President Trump just signed a law ending the outrageous practice of sending billions in taxpayer dollars to people who are already dead—an absurdity that should never have required legislation to fix.
Story Snapshot
- Trump signed Senator John Kennedy’s bill on February 10, 2026, permanently stopping federal payments to deceased Americans
- The federal government wasted $1.3 billion in 2023 alone sending payments to dead people due to siloed agency databases
- Kennedy’s temporary 2020 pilot program saved $330 million before expiring, proving the need for permanent reform
- The new law authorizes Social Security Administration to permanently share its Death Master File with Treasury to prevent fraud
Kennedy’s Common-Sense Solution to Outrageous Waste
Senator John Kennedy introduced the Ending Improper Payments to Deceased People Act after discovering the federal government sent $1.3 billion to deceased individuals in 2023. The Louisiana Republican witnessed Trump sign the legislation in the Oval Office on February 10, 2026, alongside Representative Clay Higgins. Kennedy bluntly stated that “using dead Americans to rip off taxpayers is as low as it gets,” capturing the frustration millions of Americans feel watching government bureaucracy enable blatant fraud. The bill permanently authorizes the Social Security Administration to share its Death Master File with Treasury’s Do Not Pay system, closing loopholes that fraudsters exploited for years.
Temporary Fix Proved Billions Were at Stake
Kennedy’s 2020 legislation created a three-year pilot program allowing limited data sharing between the Social Security Administration and Treasury Department from December 2023 through December 2025. That temporary measure saved taxpayers at least $330 million by catching improper payments before checks went out to fraudsters posing as deceased beneficiaries or exploiting outdated records. The success demonstrated what conservatives have long argued: government agencies hoarding information in silos wastes money and enables abuse. The pilot’s expiration threatened to reopen the floodgates, prompting Kennedy to push for permanent authorization rather than another short-term band-aid that politicians love using to claim credit without solving problems.
Bipartisan Support Shows Fiscal Sanity Still Exists
The Senate unanimously passed the bill in September 2025, followed by House approval in January 2026, with bipartisan backing from Democrats including Senators Gary Peters, Ron Wyden, and Maggie Hassan. Representative Clay Higgins emphasized the legislation “will save billions” and declared “waste, fraud, abuse must end,” reflecting core conservative principles of stewardship and limited government. Even Democrats recognized stopping payments to dead people isn’t partisan—it’s common sense. House Majority Leader Steve Scalise praised Republicans for delivering on promises to cut waste, while Senator Hassan noted the bill “prevents unintentional payments.” This rare unity underscores how absurd the underlying problem was: agencies possessed the data to stop fraud but lacked authorization to share it.

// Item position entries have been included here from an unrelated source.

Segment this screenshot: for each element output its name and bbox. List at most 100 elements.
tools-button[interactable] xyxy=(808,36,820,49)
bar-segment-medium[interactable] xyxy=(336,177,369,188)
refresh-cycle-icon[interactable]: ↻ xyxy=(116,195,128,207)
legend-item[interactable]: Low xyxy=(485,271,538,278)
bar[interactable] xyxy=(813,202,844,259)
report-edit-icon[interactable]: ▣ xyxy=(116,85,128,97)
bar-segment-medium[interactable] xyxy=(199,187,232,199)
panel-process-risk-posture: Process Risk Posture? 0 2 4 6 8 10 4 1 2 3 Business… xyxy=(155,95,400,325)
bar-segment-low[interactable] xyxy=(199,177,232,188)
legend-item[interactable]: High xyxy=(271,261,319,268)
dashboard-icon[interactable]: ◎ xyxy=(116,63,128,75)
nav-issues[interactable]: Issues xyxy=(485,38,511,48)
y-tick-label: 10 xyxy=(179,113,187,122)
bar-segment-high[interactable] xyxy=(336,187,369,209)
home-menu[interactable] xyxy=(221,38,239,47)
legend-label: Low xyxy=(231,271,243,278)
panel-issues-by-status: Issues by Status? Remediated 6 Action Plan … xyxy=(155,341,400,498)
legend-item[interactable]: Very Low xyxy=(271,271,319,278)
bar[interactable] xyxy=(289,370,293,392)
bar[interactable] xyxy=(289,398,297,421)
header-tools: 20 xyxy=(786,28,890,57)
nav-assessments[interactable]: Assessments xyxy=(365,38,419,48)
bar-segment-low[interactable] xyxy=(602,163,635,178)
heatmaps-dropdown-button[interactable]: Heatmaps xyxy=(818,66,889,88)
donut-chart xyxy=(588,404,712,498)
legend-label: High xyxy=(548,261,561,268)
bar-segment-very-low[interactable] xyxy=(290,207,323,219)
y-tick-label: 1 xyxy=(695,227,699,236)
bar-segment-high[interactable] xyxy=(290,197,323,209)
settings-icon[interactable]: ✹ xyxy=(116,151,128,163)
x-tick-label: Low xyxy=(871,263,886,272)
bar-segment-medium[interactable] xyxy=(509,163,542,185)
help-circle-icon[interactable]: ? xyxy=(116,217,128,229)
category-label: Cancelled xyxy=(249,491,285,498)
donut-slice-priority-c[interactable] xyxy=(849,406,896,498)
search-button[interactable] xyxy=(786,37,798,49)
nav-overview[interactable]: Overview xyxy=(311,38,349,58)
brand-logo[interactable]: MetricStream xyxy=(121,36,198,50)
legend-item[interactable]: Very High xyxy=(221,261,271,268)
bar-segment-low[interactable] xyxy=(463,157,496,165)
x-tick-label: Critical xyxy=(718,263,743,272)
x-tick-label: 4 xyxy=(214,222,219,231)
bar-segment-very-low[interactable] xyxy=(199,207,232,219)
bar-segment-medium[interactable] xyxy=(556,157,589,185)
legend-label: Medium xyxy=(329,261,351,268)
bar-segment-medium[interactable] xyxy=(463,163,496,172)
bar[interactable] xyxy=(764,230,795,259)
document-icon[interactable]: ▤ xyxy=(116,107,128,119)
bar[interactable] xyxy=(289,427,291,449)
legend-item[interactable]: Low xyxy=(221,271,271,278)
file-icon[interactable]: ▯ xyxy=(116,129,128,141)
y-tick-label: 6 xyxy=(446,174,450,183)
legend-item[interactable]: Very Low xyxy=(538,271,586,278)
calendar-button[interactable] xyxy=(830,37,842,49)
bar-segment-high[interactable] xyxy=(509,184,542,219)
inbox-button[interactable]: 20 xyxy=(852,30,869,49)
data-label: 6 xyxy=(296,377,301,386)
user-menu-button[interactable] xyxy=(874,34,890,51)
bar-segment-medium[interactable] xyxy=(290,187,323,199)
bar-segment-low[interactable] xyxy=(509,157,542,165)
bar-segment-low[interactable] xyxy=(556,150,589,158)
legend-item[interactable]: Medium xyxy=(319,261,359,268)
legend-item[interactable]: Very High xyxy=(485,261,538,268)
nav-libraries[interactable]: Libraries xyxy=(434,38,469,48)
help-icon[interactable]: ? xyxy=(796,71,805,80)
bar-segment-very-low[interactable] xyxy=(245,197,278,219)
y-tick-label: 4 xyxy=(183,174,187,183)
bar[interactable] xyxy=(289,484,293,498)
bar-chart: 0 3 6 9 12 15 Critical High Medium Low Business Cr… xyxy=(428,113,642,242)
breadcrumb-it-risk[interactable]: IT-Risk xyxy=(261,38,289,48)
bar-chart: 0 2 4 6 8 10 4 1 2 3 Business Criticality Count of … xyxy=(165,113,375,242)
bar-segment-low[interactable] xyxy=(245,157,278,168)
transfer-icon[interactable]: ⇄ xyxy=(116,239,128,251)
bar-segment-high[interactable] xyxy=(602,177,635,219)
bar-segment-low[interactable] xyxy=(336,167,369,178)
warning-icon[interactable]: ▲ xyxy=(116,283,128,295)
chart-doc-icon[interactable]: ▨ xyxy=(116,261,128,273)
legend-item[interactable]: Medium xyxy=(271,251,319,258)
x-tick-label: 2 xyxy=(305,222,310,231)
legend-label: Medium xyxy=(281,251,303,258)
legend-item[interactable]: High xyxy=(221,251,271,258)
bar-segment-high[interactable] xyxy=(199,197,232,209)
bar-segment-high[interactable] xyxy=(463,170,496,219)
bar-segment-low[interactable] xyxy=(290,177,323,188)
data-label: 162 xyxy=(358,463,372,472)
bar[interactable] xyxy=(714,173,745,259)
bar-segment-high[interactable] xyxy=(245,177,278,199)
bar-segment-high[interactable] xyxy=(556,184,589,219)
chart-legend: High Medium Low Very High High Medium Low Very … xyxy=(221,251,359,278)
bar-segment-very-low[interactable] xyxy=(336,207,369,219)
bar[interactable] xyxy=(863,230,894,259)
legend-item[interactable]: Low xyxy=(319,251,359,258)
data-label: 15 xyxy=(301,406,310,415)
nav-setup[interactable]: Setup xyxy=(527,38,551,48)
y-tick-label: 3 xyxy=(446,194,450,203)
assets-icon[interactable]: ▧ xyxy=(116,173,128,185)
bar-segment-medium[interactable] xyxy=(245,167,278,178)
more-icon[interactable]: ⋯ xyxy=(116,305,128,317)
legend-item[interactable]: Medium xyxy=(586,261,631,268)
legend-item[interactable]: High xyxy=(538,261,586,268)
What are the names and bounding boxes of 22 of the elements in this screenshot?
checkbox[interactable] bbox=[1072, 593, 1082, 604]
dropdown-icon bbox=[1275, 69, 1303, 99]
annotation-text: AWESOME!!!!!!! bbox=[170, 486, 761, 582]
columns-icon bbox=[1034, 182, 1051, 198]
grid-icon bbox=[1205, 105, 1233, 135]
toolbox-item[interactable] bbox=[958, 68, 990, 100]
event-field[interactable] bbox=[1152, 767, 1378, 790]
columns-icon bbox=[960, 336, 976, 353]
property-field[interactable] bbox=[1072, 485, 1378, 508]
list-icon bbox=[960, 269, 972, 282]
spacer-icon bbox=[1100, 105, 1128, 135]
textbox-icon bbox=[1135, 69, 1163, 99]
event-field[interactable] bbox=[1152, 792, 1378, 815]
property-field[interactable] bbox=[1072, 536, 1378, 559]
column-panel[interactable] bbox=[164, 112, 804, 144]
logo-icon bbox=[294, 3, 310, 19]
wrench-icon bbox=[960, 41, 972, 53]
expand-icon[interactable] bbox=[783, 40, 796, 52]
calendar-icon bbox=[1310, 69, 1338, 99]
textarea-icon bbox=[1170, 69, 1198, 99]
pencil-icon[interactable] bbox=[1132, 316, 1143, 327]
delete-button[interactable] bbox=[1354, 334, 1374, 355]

Long-Term Savings and Accountability for Taxpayers
The new law immediately implements permanent data sharing across federal agencies, building on the expiring pilot to prevent errors in Social Security, welfare, veterans’ benefits, and other programs within the $6 trillion federal budget. Short-term projections suggest preventing hundreds of millions in annual losses based on the pilot’s track record, while long-term savings could reach billions as Treasury integrates the Death Master File into routine payment verification. Representative Higgins called it “non-bureaucratic conservatism,” a refreshing approach that empowers agencies to act responsibly without creating new regulations or hiring armies of administrators. For taxpayers exhausted by government incompetence, this represents tangible progress—money staying in citizens’ pockets instead of flowing to fraudsters exploiting government inefficiency.
Trump Delivers on Fiscal Responsibility Promises
President Trump’s signature on February 10, 2026, fulfilled campaign commitments to eliminate wasteful spending and restore accountability to federal operations. The signing ceremony reinforced Trump’s second-term focus on draining inefficiencies from the swamp, leveraging bipartisan consensus to achieve results Democrats and establishment Republicans previously ignored. Kennedy’s leadership provided Trump with legislation ready for immediate impact, avoiding the delays and compromises that plague Washington. The law sets precedent for inter-agency cooperation on payment integrity, potentially inspiring reforms in healthcare and other benefit programs plagued by similar waste.